Friedkin's movie may be "adult" but it is far from "mature."

But I'll grant Friedkin this, he is consistent with what he says. The article relates,


Hirsch recalled, during filming "the makeup girl would be dabbing me with blood with a paintbrush. Friedkin would come up and go, 'No! No! No!' and grab her bucket of blood and douse me in the face with it and then go get another bucket of blood.

"I was just soaking with blood."

"There's an intensity (in his directing). He can be very volcanic. He's a live wire. He enjoys extremes," Hirsch said of Friedkin, recalling a gun being shot on set once "to shake up an actor."

"They don't call it shooting (scenes) for nothing," he quipped.

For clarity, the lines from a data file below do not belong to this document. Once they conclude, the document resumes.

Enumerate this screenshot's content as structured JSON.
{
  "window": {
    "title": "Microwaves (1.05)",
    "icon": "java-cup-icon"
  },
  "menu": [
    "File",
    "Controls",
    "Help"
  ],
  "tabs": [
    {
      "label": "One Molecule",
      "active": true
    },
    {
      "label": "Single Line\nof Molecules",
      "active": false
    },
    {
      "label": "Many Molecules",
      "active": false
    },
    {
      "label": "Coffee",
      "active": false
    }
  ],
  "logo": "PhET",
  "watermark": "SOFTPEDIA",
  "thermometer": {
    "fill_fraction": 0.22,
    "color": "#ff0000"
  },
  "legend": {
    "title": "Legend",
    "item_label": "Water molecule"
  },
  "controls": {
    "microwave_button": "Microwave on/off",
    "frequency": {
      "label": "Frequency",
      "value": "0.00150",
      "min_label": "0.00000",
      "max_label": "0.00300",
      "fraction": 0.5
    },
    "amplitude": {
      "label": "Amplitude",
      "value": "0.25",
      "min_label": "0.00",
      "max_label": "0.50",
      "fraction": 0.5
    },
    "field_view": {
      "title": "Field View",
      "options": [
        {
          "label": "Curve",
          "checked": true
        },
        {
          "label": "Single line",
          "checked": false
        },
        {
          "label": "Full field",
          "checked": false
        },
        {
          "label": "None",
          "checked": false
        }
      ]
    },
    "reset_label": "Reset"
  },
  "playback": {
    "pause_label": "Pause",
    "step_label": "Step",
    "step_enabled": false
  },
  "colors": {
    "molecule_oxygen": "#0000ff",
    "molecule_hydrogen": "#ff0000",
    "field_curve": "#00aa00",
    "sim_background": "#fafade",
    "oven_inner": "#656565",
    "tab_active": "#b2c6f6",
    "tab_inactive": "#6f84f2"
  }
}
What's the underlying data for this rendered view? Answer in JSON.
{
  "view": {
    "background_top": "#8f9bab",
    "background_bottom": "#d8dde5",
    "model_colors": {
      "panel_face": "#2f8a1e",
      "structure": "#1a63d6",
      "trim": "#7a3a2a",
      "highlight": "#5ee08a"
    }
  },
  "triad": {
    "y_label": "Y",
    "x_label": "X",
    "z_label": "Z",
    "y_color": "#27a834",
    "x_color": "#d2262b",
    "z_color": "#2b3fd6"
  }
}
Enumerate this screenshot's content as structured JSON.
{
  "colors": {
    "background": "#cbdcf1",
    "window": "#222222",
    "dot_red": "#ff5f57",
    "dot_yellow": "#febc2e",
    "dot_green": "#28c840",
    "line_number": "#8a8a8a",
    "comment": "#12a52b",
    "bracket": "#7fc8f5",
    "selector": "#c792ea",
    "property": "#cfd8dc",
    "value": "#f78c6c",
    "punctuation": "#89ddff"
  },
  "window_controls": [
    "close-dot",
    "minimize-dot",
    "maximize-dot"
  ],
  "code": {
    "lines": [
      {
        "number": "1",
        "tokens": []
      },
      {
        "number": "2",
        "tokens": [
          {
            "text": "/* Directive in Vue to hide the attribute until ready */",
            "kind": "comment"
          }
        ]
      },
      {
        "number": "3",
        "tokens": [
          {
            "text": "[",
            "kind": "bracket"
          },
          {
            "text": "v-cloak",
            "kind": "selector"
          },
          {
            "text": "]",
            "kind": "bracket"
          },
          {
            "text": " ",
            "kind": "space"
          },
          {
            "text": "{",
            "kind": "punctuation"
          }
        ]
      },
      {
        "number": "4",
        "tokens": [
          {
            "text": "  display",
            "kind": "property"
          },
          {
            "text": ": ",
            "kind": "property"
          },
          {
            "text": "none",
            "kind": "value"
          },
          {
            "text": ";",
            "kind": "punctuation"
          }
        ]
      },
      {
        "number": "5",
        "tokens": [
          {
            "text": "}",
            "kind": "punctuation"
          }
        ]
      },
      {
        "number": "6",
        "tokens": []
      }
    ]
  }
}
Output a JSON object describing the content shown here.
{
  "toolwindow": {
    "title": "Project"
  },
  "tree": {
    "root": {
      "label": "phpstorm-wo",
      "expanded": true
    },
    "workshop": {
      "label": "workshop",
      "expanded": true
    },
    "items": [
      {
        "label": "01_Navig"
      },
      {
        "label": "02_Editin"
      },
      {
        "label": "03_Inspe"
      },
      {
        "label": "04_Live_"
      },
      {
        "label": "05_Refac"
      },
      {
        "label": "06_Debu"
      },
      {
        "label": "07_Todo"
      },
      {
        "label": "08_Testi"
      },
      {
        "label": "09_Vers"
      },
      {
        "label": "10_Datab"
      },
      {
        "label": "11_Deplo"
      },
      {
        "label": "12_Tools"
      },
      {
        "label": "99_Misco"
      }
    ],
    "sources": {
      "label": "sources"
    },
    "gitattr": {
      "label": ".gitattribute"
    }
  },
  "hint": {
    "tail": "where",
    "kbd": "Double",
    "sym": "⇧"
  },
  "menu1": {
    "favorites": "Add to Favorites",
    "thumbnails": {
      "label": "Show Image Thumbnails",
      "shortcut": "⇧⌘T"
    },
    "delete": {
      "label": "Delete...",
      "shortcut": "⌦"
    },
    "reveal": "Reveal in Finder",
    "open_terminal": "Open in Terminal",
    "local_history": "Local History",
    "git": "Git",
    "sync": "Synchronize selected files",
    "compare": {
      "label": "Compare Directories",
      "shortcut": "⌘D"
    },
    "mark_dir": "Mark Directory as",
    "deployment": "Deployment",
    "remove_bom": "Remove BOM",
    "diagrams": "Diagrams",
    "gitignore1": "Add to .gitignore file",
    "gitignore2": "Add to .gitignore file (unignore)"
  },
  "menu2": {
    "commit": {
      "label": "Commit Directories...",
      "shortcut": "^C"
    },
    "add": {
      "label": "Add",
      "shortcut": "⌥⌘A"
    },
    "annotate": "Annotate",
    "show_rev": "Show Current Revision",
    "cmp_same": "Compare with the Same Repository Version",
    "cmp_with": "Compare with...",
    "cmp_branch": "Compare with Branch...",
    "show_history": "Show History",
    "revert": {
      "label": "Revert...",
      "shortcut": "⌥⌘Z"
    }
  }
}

Personally, what makes comic-book-themed movies appealing is that their iconic characters "at their core, represent selfless sacrifice for the greater good," as comic-book writer Greg Rucka puts it. In this age where -- on the streets and in the boardrooms -- good and evil are blurred, people need something to believe in if only to keep themselves from committing suicide in despair. I honestly believe that this recent appeal of comic-book-themed movies are a manifestation not of the audiences being infantilized as Friedkin asserts, but of rising to maturity, rising to see beyond the depressing state of what we are to what we can be -- perhaps even to what we were meant to be by Almighty God. We are beginning to see that, while we do live in an evil world filled with evil people, this is not how it should be. We are beginning to see a transcendent good from amidst the decay of our dreary lives. Indeed, as humans made in the image of God, we have a sense of what is right and what is wrong, no matter how much we try to assert and explain that it's all relative. The fact that some things offend us show we have this sense. And the fact that we fight against what offends us show we long for an absolute state of good.

I echo Greg Rucka's sentiments on this issue:

for the contingent out there who sneer at heroes like Superman and Wonder Woman and Captain America, those icons who still, at their core, represent selfless sacrifice for the greater good, and who justify their contempt by saying, oh, it’s so unrealistic, no one would ever be so noble … grow up. Seriously. Cynicism is not maturity, do not mistake the one for the other. If you truly cannot accept a story where someone does the right thing because it’s the right thing to do, that says far more about who you are than these characters.

Amen. William Friedkin needs to do some growing up. Maybe reading a few comic-books would help.